Figure 2. This shows what will open up when the Properties menu of a File Geodatabase is selected. Domains can be created and assigned here.
  • Create the desired domains.
  • Assign ranges or coded values as necessary (Figure 3 and Figure 4).
Figure 3. This shows the File Geodatabase Properties menu after it has been populated with domains. The selected domain is an example of a range domain, with a minimum value of -30 (degrees Fahrenheit) and a maximum value of 60 (degrees Fahrenheit).

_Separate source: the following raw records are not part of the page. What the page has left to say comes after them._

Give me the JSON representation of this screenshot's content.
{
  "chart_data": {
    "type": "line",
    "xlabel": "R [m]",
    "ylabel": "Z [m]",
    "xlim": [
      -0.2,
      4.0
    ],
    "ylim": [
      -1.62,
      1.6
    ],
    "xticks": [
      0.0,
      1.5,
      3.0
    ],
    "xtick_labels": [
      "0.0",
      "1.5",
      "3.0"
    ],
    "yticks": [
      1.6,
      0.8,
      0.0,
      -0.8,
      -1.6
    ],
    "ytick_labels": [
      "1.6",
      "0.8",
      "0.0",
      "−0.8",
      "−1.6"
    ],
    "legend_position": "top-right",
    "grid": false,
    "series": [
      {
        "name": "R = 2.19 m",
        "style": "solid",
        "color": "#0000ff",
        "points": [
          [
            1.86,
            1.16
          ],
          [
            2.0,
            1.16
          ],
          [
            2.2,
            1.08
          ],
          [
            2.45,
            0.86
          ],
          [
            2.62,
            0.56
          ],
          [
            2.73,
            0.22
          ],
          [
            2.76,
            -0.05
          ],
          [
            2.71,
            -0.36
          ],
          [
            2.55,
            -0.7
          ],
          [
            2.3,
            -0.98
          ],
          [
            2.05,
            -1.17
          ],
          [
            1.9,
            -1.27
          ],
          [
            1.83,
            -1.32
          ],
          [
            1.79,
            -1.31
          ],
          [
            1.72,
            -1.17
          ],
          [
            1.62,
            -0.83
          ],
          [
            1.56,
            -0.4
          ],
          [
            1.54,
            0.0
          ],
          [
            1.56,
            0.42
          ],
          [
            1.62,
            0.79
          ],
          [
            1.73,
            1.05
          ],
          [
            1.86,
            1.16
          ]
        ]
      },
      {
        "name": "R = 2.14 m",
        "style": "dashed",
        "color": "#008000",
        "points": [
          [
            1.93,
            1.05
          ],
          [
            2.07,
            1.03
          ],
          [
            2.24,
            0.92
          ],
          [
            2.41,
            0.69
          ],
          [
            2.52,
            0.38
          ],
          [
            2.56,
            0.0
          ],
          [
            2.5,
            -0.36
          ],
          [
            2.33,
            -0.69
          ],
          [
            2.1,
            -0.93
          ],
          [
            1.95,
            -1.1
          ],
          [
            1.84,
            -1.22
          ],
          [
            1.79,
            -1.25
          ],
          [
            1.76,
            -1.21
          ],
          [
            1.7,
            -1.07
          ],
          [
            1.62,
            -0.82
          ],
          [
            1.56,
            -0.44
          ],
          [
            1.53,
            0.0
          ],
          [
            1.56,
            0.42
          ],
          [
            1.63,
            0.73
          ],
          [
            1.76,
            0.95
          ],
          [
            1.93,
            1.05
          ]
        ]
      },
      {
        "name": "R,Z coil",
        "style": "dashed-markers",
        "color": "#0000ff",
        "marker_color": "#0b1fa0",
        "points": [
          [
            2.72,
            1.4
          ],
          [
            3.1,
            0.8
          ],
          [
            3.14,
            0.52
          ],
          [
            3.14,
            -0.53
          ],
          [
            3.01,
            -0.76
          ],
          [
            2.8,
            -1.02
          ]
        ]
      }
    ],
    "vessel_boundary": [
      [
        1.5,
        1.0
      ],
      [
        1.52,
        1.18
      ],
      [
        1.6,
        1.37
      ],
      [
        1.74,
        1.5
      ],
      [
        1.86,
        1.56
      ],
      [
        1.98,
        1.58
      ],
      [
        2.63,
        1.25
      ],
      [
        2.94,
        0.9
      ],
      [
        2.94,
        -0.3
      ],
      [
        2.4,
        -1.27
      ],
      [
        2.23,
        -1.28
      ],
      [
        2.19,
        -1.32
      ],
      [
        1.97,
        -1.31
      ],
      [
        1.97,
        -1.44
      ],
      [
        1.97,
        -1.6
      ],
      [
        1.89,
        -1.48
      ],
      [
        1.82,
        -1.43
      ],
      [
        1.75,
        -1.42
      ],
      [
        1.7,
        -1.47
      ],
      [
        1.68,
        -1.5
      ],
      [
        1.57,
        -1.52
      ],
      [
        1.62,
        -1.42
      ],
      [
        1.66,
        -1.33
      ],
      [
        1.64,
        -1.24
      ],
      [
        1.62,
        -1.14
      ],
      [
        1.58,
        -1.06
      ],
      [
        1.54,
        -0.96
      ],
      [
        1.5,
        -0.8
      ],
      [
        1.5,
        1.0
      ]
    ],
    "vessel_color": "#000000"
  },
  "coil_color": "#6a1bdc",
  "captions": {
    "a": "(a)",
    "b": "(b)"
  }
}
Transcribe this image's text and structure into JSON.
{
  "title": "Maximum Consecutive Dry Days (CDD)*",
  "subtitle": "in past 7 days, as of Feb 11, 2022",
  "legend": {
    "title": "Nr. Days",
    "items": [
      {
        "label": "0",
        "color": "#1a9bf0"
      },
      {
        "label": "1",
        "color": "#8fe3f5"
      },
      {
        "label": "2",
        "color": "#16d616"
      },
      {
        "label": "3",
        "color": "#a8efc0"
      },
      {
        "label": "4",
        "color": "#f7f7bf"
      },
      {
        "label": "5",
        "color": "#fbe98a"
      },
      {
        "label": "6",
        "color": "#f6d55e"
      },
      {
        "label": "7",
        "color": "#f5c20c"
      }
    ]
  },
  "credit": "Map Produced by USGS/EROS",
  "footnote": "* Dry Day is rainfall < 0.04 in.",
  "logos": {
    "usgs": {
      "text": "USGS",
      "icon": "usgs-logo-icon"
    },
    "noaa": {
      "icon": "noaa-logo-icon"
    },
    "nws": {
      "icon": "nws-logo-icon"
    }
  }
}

Figure 4. This shows the File Geodatabase Properties menu after it has been populated with domains. The selected domain is an example of a coded value domain. This lists specific codes that correspond to other values. This example is for ground cover types. The list on the bottom of the figure is where the coded values are input and the descriptions are listed. 
  • After domains are created, assigned ranges/coded values, and described, close the Properties menu.
  • Right click the geodatabase and select New --> Feature Class (Figure 5)
Figure 5. This image shows where to find the option to create a new Feature Class within the ArcCatalog sidebar in ArcMap.
  • Give a name and create a point feature class.
  • Assign a projection relative to your location.
  • Create fields to correspond to the domains created previously (Figure 6).
  • Select the proper domain from the bottom of the window where it says "Domain."
Figure 6. This shows the Feature Class Properties' Fields tab after it has been populated with domains.
  • Make sure to select the proper Data Type for the proper fields (Figure 7). 
Figure 7. This figure shows the different types of numeric data types available. Short and Long integer are not able to contain decimal places, while Float and Double are (ArcGIS, 2013).
  • When recording data, all of these fields will be able to be populated. If the range is exceeded the record will not be input.
  • Close out of the Feature Class Properties window.
  • Close ArcMap/ArcCatalog.
Conclusion
Proper planning and organizational skills are key to accurate, easy to read, standardized field data collection. In this exercise, we developed a geodatabase with domains and a feature class. The domains assign allow for a range or coded set of values to be input into the corresponding field within the point feature class. This reduces the potential error and standardizes responses for the field. If these steps are not undertaken, the method of data collection and recording has the potential to contain errors and differences that make the data not similar when analyses begin later.


References Cited

ArcGIS Help. (2012, February 10). A quick tour of attribute domains. Retrieved March 1, 2015, from http://resources.arcgis.com/en/help/main/10.1/index.html#//001s00000001000000

ArcGIS Help. (2013, July 30). ArcGIS field data types. Retrieved March 1, 2015, from http://resources.arcgis.com/en/help/main/10.1/index.html#//003n0000001m000000

Zeiler, M., & Murphy, J. (2010). Modeling our world: The ESRI guide to geodatabase concepts (2nd ed., p. 7). Redlands, California: ESRI Press.